The key to its remarkable stability is the boat’s high-tech brain. The wing below the surface is inherently unstable on its own, Mahlberg explained, “but the boat keeps its balance on the water by constantly adjusting the foil, much the way a fighter plane moves the surface on its wings.” The software also relies on data from a gyroscope, a GPS system, a wave-height sensor, and a barometer to make up to 100 automatic adjustments in the wing per second. The pilot only needs to turn the wheel in a desired direction and the flight controller banks the boat into a stable, smooth turn.

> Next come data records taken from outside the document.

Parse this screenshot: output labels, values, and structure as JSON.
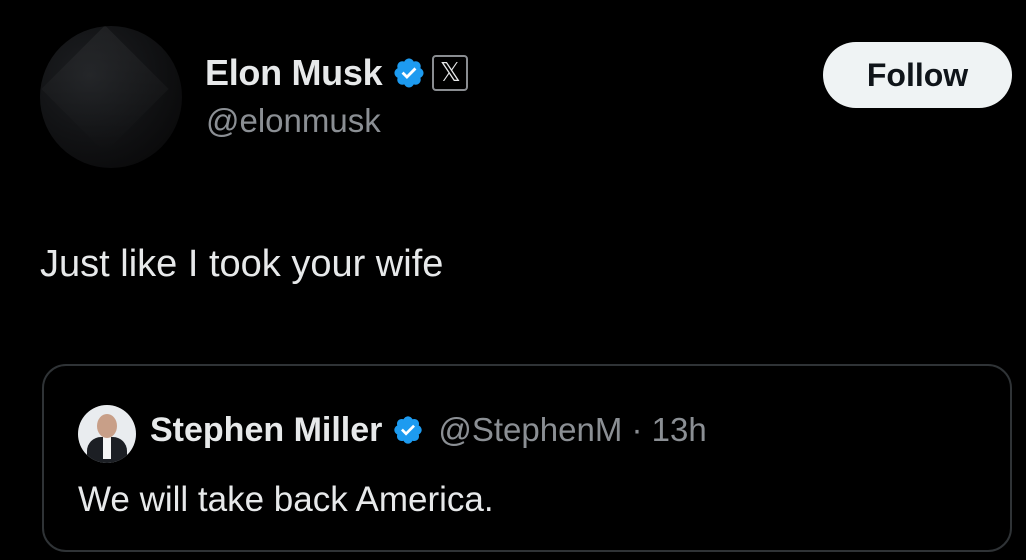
{
  "author": {
    "display_name": "Elon Musk",
    "handle": "@elonmusk",
    "verified_icon": "verified-badge-icon",
    "affiliate_icon": "x-logo-icon",
    "affiliate_glyph": "𝕏"
  },
  "follow_button": {
    "label": "Follow"
  },
  "tweet": {
    "text": "Just like I took your wife"
  },
  "quoted_tweet": {
    "display_name": "Stephen Miller",
    "handle": "@StephenM",
    "separator": "·",
    "time": "13h",
    "meta": "@StephenM · 13h",
    "text": "We will take back America."
  },
  "colors": {
    "background": "#000000",
    "text_primary": "#e7e9ea",
    "text_secondary": "#8b8f94",
    "verified_blue": "#1d9bf0",
    "follow_button_bg": "#eff3f4",
    "border": "#2f3336"
  }
}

About 30 Candela Seven boats have been sold so far in Europe, Mahlberg said. Since it became available via Denison Yachting and Green Yachts just in November of last year, sales in the U.S. are understandably in the single digits, but the company is still pleased with the initial attention the Candela Seven attracted. Expect to see more on the water this summer.


Could any marine transportation have a smaller carbon footprint than an electric boat? How about one that is powered by your own feet? French-Canadian firm E-Catamaran (e-catamaran.com) is making that pedal-powered dream a reality with the release of the CECLO Cruise—a 13-foot, four-person craft that takes e-boating to a new level.

This is not your standard arduous slog on lakeside paddleboat for tourists. It’s a power-assisted catamaran, using a 500-watt Yamaha electric outboard to tool around at about 3-5 knots. The pedaling is smooth and easy, with very little resistance, providing some exercise for the riders without being too taxing, making it the perfect tender to bring aboard your yacht. Just start pedaling and the engine automatically starts up.  

A smaller, two-seat version, called the CECLO Hybrid, is electric as well, but it does have an all-manual pedaling option for those who want to put their pedals to the metal with 100% human power.

Power to the CECLO Cruise is stored in a 12V lithium battery that needs about 4.5 hours to be charged fully, providing about four hours of use. The Cruise is marketed towards people “who enjoy cruising and exploring their favorite waterways and entertaining on the water,” said Marissa Evans, communications manager for E-Catamaran.

The Cruise also comes with a center console, cupholders, and a solar USB charger, Evans said. All of the six models of CECLO boats are fully customizable, with options to include covers, bimini tops, tow trailers, and a choice between Italian composite and full-cork decking.